GitLab faces backup failure after accidentally deleting data.
GitLab has currently been taken offline after suffering a major backup restoration failure following an incident of accidental data deletion.
The source-code hub released a series of tweets following the incident, one of which confirms the failure: “We accidentally deleted production data and might have to restore from backup.” This included a link to a Google Doc file with live notes.
The data loss took place when a system administrator accidentally deleted a directory on the wrong server during a database replication process. A folder containing 300GB of live production data was completely wiped.
GitLab said: “This incident affected the database (including issues and merge requests) but not the git repos (repositories and wikis).”
It was identified that out of the 5 backup techniques deployed, none had either not been working reliably or set up in the first place. The last potentially useful backup was taken six hours before the issue occurred.

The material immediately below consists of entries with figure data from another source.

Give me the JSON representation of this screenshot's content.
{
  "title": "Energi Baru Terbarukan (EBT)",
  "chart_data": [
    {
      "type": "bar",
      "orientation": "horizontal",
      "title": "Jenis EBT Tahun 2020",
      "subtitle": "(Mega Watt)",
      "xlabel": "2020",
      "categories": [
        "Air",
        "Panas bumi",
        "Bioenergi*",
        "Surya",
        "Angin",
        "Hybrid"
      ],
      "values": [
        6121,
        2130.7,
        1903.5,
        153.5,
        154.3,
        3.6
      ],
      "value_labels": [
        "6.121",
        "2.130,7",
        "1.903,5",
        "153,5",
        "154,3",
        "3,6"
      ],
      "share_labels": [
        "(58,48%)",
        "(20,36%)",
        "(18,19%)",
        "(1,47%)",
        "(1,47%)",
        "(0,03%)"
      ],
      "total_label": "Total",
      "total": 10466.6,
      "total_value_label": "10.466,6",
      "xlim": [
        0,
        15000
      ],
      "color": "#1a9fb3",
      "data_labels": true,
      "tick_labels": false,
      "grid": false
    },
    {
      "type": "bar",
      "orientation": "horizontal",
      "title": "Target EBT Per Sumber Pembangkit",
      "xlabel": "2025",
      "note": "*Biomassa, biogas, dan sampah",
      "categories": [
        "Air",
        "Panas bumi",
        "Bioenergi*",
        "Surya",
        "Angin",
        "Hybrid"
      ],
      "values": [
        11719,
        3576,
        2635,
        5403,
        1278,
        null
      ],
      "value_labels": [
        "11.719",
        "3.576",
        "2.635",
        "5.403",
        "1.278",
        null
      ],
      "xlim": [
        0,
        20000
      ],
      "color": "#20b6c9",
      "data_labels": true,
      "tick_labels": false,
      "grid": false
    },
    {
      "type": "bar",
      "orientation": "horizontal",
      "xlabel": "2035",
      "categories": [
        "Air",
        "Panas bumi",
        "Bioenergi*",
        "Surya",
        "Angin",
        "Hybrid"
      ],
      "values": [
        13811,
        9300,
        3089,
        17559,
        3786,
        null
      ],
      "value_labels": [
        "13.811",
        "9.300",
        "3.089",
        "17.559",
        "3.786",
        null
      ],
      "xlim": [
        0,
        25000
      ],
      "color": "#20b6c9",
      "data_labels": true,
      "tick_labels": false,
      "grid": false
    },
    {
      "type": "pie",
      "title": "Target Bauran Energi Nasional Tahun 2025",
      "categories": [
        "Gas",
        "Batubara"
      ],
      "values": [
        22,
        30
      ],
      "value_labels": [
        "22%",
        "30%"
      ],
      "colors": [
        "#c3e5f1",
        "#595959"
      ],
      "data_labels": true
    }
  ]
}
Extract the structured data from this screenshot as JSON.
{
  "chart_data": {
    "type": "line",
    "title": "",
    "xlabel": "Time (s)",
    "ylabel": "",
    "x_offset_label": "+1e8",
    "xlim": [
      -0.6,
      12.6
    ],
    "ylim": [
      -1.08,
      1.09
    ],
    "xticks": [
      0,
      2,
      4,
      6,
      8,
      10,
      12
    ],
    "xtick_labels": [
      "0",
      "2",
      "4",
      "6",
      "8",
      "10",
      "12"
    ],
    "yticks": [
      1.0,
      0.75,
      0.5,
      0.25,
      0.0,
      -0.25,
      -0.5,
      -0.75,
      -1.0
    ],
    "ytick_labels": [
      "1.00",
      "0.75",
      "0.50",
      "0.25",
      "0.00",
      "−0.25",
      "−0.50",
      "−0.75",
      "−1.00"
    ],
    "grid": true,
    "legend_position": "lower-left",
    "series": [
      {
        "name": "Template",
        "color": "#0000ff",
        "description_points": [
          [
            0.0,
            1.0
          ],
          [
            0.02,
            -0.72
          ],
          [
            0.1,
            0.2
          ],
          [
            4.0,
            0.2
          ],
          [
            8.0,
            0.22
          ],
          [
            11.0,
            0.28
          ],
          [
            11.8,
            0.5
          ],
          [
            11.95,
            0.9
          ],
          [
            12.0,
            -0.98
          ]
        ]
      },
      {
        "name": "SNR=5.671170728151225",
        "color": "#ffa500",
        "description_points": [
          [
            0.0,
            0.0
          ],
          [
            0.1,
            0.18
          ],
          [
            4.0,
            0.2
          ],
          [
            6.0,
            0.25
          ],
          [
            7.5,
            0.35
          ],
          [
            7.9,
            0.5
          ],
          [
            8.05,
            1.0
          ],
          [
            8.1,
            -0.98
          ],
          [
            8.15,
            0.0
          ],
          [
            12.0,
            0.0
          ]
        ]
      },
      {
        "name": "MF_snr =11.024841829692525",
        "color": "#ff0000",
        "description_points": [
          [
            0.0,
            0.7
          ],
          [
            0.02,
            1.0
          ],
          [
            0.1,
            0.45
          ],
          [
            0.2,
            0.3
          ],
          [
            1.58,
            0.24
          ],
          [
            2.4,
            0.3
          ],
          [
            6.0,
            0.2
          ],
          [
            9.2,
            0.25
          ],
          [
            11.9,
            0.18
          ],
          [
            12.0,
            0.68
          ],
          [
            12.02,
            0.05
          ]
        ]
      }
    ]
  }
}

However, this is not seen to be of any help as snapshots are normally taken every 24 hours and the data loss occurred six hours after the previous snapshot which results to six hours of data loss.
David Mytton, founder and CEO, Server Density said: “This unfortunate incident at GitLab highlights the urgent need for businesses to review and refresh their backup and incident handling processes to ensure data loss is recoverable, and teams know how to handle the procedure.
“This particular accident shows that any business, no matter how technical or experienced in data management, can become a victim of accidental and catastrophic data loss.”
Mistakes made by the company leading to the backup restoration failure include the fact that disk snapshots in Azure are normally enable for the NFS server, but not the DB servers that were used by GitLab.
GitLab said that within their efforts to restore the data, it was noticed that the replication procedure was very fragile, prone to error, relies on a handful of random shell scripts and is badly documented. This then brought about the realisation that all backups to S3 were also unsuccessful.
Overall, GitLab has confirmed that the disruption only affects the website and all customers who use the platform on premise will not be affected.